Já uma estratégia integrativa pode ser usada quando observamos que estamos diante de uma situação onde o bolo pode crescer se ambos buscarem interagir, revelar informações, enfim, colaborar. É então que se procura integrar as duas partes buscando que ambos ganhem mais, ou seja, aqui estamos diante da famosa situação de ganha-ganha. Porém reparem que mencionei anteriormente “pode” ser usada no lugar de “deve”, pois, a negociação neste caso depende sempre dos incentivos atrelados a colaborar. Competir pode ser uma opção atraente para se obter um ganho no curto prazo, ou ainda um ganho aparente devido à dificuldade de se obter as informações necessárias para se aumentar o bolo, fruto de dificuldade de se estabelecer um ambiente de confiança necessário para avançar para uma negociação integrativa.

Jogos de negociação são muito utilizados para simular ambas as situações, e ajudam a reconhecer em que situação cada pessoa está, e qual a melhor estratégia a ser usada. Uma vez reconhecida a situação que sugere uma estratégia integrativa, daí vem uma série de táticas para se conseguir trazer a outra parte para a colaboração, pois do contrário a negociação acabará sendo distributiva. Muitas destas táticas passam exatamente por conseguir a confiança da outra parte, buscando mostrar que na negociação em jogo somente existe uma maneira de ganhar: que é ajudando a outra parte a ganhar também.
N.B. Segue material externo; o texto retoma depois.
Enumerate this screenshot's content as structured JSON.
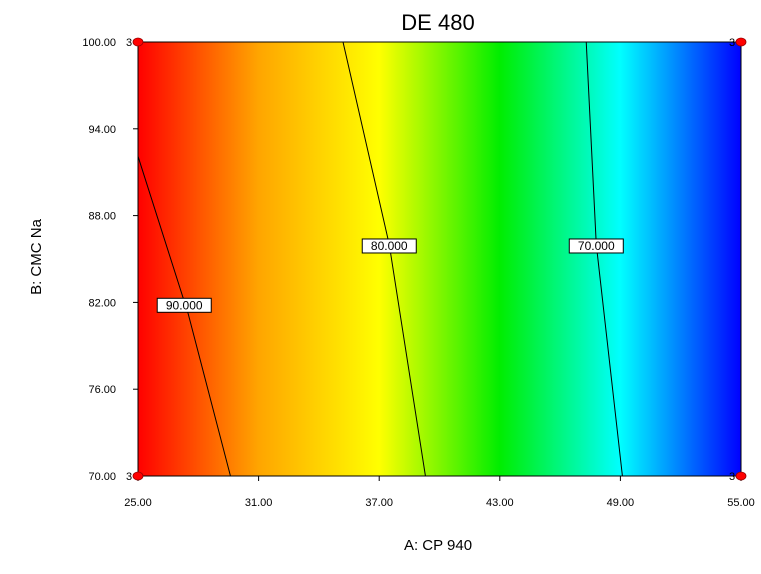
{
  "chart_data": {
    "type": "contour",
    "title": "DE 480",
    "xlabel": "A: CP 940",
    "ylabel": "B: CMC Na",
    "xlim": [
      25,
      55
    ],
    "ylim": [
      70,
      100
    ],
    "x_ticks": [
      "25.00",
      "31.00",
      "37.00",
      "43.00",
      "49.00",
      "55.00"
    ],
    "y_ticks": [
      "70.00",
      "76.00",
      "82.00",
      "88.00",
      "94.00",
      "100.00"
    ],
    "color_scale": [
      "#ff0000",
      "#ffa500",
      "#ffff00",
      "#00ee00",
      "#00ffff",
      "#0000ff"
    ],
    "contours": [
      {
        "label": "90.000",
        "points": [
          [
            25.0,
            92.1
          ],
          [
            27.5,
            81.2
          ],
          [
            29.6,
            70.0
          ]
        ],
        "label_at": [
          27.3,
          81.8
        ]
      },
      {
        "label": "80.000",
        "points": [
          [
            35.2,
            100.0
          ],
          [
            37.5,
            86.0
          ],
          [
            39.3,
            70.0
          ]
        ],
        "label_at": [
          37.5,
          85.9
        ]
      },
      {
        "label": "70.000",
        "points": [
          [
            47.3,
            100.0
          ],
          [
            47.8,
            86.0
          ],
          [
            49.1,
            70.0
          ]
        ],
        "label_at": [
          47.8,
          85.9
        ]
      }
    ],
    "design_points": [
      {
        "x": 25,
        "y": 100,
        "replicates": "3"
      },
      {
        "x": 55,
        "y": 100,
        "replicates": "3"
      },
      {
        "x": 25,
        "y": 70,
        "replicates": "3"
      },
      {
        "x": 55,
        "y": 70,
        "replicates": "3"
      }
    ],
    "point_color": "#ff0000"
  }
}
Repare, porém, que uma estratégia integrativa sempre dependerá que a outra parte também entenda que esta é a melhor forma de negociar, do contrário será impossível colocá-la em prática, uma vez que, para colaborar, ambos precisam estar convencidos da conveniência de fazê-lo. Se não conseguimos trazer a outra parte para uma negociação colaborativa, só nos restará competir igualmente, caso contrário seremos devorados pela negociação competitiva da outra parte.